Minerals.net states that Corundum is a very hard, tough, and stable mineral. For all practical purposes, it is the hardest mineral after diamond, making it the second hardest mineral with a rating on the Mohs scale of 9 out of 10. It is also unaffected by acids and most environments. Gem quality corundum is found in streams as its high density causes pieces to deposit within one local region and its hardness makes it resistant to weathering (Minerals Education Coalition). Non-gem corundum material is used as an abrasive because of its high hardness.
During my last visit to Gemstone Beach, in mid-June 2019, I met up with a fellow stone collector on the way back to the car park. He turned out to be Jack Geerlings from Winton. I had heard of him earlier this year when I had seen some of his polished stones for sale at the Good Studio, an art and gift gallery in Riverton (photo below). Jack has been ill and was on his first trip to Gemstone Beach for some weeks when I came across him. I was interested to hear about his work and we chatted for a while. Jack mentioned he had once found a nice sapphire on Gemstone Beach, after a small landslide had brought down part of the cliff there. He kindly asked if I would like to visit him and see his stones and workshop, and I jumped at the opportunity. I drove up to Winton two days later. Jack showed me his extensive collection of stones and his workshop. Right at the beginning, I asked to see his sapphire (3rd and 4th photos below) and he showed me two other small ones he had collected as well (5th and 6th photos below).
One of the things Jack talked about was the Rock Clubs he had been associated with. He has been actively involved with the Otago Rock and Mineral Club, for example, and it now seems to me that it is his large sapphire stone that is in the photograph on the Otago Rock and Mineral Club Flickr page. Jack was very generous with his time and shared the stories behind many of his stones. He allowed me to takes photos of his large and diverse stone collection, which includes many agates and a lot of petrified wood.
As a result of seeing and handling Jack’s fine sapphire stone, I now stand a better chance of recognising one should I stumble across it on Gemstone Beach in the future. However, “rare” and “elusive” are likely to remain its key characteristics.
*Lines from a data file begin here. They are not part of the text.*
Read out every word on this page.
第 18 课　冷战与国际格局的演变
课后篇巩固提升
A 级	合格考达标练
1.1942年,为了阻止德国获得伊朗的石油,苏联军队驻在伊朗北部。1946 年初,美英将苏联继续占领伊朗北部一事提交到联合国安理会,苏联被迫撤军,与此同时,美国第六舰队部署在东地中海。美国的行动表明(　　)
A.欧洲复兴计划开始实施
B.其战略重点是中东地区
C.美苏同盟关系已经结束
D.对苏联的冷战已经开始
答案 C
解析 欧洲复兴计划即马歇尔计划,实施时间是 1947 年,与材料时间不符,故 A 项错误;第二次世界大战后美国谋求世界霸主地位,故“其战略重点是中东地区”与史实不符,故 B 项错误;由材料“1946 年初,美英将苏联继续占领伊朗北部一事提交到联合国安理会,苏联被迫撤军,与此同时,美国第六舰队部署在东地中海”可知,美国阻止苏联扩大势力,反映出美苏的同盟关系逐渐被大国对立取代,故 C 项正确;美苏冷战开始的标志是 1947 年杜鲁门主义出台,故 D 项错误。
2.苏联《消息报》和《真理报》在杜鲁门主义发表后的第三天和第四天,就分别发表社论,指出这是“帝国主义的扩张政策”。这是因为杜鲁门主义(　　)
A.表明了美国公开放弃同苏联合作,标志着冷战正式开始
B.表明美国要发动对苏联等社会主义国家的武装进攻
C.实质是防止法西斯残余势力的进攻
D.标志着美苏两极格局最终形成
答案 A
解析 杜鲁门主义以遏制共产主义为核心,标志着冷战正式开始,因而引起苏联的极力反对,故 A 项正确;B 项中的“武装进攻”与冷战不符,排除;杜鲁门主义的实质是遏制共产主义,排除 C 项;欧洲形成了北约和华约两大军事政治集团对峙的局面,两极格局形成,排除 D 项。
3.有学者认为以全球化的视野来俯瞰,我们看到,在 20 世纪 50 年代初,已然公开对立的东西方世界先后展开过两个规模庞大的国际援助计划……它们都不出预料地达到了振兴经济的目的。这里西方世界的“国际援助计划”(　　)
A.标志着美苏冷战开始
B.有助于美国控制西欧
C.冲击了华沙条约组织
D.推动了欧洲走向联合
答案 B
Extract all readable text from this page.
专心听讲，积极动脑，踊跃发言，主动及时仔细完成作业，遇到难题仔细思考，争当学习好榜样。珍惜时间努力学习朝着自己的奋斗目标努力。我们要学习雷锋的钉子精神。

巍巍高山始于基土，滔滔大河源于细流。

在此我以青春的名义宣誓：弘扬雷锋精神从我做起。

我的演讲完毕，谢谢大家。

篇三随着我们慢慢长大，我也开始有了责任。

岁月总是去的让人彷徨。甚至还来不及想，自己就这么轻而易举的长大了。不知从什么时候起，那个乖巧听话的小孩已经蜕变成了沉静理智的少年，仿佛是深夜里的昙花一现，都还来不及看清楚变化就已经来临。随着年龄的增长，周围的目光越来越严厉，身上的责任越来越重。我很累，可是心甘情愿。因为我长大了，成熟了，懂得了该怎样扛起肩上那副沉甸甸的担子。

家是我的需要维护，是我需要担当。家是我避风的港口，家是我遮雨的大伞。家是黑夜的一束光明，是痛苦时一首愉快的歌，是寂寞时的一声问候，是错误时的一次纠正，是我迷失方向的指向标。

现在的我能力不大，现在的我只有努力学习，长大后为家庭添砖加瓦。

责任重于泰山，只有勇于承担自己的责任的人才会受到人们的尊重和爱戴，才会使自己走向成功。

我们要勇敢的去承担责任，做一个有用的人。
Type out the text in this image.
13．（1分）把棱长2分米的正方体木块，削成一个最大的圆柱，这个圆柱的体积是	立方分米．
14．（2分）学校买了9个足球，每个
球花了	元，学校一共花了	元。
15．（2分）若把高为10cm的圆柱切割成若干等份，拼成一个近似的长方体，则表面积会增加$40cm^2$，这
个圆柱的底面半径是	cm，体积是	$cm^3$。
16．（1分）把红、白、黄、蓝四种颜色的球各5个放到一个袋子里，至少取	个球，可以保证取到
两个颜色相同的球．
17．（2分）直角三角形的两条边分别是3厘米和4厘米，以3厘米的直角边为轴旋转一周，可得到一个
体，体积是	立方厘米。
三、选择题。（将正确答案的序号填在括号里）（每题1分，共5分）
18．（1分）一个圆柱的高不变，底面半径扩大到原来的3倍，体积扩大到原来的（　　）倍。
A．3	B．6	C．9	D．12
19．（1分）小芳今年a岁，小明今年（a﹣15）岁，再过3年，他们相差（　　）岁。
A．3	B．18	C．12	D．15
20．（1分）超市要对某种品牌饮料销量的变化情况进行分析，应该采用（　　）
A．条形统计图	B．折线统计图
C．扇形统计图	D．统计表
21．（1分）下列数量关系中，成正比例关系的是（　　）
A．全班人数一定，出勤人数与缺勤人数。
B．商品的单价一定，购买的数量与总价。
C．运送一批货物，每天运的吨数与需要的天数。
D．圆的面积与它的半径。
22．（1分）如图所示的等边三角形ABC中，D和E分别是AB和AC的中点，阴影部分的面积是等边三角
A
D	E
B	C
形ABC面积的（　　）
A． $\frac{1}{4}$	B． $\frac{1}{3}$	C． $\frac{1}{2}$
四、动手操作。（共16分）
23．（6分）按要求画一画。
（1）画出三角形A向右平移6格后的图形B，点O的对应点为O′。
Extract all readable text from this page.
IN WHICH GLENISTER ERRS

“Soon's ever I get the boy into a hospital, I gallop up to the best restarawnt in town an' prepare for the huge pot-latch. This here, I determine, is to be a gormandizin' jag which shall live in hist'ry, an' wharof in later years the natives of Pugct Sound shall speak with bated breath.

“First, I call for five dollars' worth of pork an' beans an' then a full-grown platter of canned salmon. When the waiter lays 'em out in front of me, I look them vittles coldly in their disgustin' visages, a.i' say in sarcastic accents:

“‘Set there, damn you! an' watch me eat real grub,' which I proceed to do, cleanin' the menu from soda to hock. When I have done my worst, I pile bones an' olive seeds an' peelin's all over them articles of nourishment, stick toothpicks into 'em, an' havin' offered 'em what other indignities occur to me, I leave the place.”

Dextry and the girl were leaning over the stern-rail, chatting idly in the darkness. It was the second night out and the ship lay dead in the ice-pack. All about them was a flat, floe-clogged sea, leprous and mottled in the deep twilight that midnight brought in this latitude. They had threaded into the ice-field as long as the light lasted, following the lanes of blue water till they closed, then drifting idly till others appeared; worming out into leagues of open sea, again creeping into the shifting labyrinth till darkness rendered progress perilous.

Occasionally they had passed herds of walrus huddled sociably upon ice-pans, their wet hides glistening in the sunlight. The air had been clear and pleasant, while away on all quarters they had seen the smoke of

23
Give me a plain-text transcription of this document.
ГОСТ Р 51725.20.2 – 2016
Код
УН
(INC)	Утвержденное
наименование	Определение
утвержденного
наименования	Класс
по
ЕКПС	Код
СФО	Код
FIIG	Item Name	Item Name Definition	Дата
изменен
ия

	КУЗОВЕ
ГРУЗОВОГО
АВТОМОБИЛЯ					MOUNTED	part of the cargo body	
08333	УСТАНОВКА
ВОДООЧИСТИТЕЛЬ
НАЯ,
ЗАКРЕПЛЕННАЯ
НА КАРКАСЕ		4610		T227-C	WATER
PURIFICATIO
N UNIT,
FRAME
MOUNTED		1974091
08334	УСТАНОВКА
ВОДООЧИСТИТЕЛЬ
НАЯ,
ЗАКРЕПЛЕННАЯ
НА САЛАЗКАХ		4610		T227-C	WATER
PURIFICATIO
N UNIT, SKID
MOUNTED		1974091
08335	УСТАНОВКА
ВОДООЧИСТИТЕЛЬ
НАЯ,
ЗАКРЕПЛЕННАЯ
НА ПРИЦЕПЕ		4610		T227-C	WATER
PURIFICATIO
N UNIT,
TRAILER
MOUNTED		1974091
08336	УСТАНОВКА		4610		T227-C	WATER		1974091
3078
UPDATE ONE: February 2024 – While fossicking on Gemstone Beach with Chrissy Lampitt, we met with a fellow rockhound who showed us a sapphire he had very recently found – see “Early 2024 Fossicking Trip – Part 3, First Gemstone Beach Fossick (With View of a Sapphire), Saturday 17 February”. I recognised it immediately, based on Jack’s specimens. Chrissy took a photo (see first two photos below). I had reconciled myself to never finding one, and even had doubts whether they really existed, but this random encounter that day has reassured me of the presence of this type of sapphire along this coast. And then, a couple of days later, I bought a book from the Riverton Aparima Museum shop – Lloyd Esler’s “West to the Waiau”, published in 2023. On page 14 is a photo of “A sapphire from Gemstone Beach” (see photo below, far right).